Je pose souvent cette question tout en sachant que ce n’est pas une garantie de qualité : il n’y a pas d’Afro-Américain cette année, alors qu’en 2017 par exemple, il y avait Larry Garner et Sugaray Ford. C’est un choix délibéré par rapport au risque financier ?
Le côté financier joue bien évidemment un rôle mais c’est aussi le hasard, on souhaitait également retrouver des gens que nous aimions beaucoup, avec lesquels on a déjà eu une histoire un peu longue. Il est vrai que l’on aurait pu faire revenir Sugaray, ne serait-ce que pour rendre hommage à Gino Matteo, son guitariste décédé il y a quelques mois. Mais ce n’était pas évident financièrement pour lui. On souhaitait inviter d’autres personnes comme les Imperial Crowns, mais ils ne pouvaient pas venir car ils ont mis le groupe un peu en sommeil. Et venir pour une seule date depuis la Californie, c’était compliqué. Ce n’est donc pas du tout un parti pris de notre part, et si on avait eu une bonne opportunité, on l’aurait fait.
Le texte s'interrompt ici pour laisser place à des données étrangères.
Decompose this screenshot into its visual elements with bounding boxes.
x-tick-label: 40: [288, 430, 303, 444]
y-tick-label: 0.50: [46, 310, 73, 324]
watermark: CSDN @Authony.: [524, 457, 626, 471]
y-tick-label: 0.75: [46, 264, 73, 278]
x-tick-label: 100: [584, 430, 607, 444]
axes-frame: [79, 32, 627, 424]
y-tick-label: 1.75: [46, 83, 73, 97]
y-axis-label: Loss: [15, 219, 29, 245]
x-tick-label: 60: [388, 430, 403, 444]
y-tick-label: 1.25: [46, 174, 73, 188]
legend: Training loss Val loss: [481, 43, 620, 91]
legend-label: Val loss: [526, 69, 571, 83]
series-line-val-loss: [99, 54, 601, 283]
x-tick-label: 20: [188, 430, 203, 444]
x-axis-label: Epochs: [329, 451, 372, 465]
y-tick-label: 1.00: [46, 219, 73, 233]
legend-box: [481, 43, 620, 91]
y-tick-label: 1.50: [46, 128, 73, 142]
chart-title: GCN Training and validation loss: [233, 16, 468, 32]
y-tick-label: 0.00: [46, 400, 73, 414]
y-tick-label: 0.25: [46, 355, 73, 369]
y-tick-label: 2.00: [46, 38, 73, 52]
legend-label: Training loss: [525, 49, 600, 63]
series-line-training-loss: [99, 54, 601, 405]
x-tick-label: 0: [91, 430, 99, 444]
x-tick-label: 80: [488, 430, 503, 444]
On n’invitera jamais certains Américains car ils sont surcotés, et à côté de cela il y a des artistes carrément fabuleux. En revanche, certains sont invités à l’année, par exemple Chris Bergson qu’on adore car c’est un type fantastique. On l’a invité trois ou quatre fois dans la salle, et il a dû venir une fois ou deux au festival. Mais on ne va pas l’inviter à chaque fois à chaque fois non plus ! [rires]. Il y a plein de gens qu’on adore, qui sont des artistes accessibles financièrement mais également formidables humainement.

© : alain-hiot.com

Quel est votre public ? Car début octobre, c’est un peu entre deux saisons. Vous avez encore des vacanciers tardifs, ou bien beaucoup de locaux ?
C’était un peu notre idée au départ, essayer de surfer un peu sur la fin de saison. En Touraine, on a quand même beaucoup de gens qui viennent visiter les châteaux en dehors de la grosse affluence des trois mois d’été. Donc on commence un peu à surfer là-dessus. Finalement, il y a assez peu de clientèle de passage, du moins des touristes. On a beaucoup de gens venus de fort loin, mais ce sont des amateurs de blues qui viennent comme sur chaque festival, parce que l’ambiance est bonne… Il y a toujours aussi le public local, mais assez peu de touristes. La période n’est plus trop favorable, c’est un peu tard. Et de toute façon, pour avoir vu quelques festivals par ici cet été, je n’ai pas l’impression que les touristes soient vraiment passionnés. La plupart viennent voir des cailloux, ils n’ont pas forcément pour objectif d’aller écouter de la musique.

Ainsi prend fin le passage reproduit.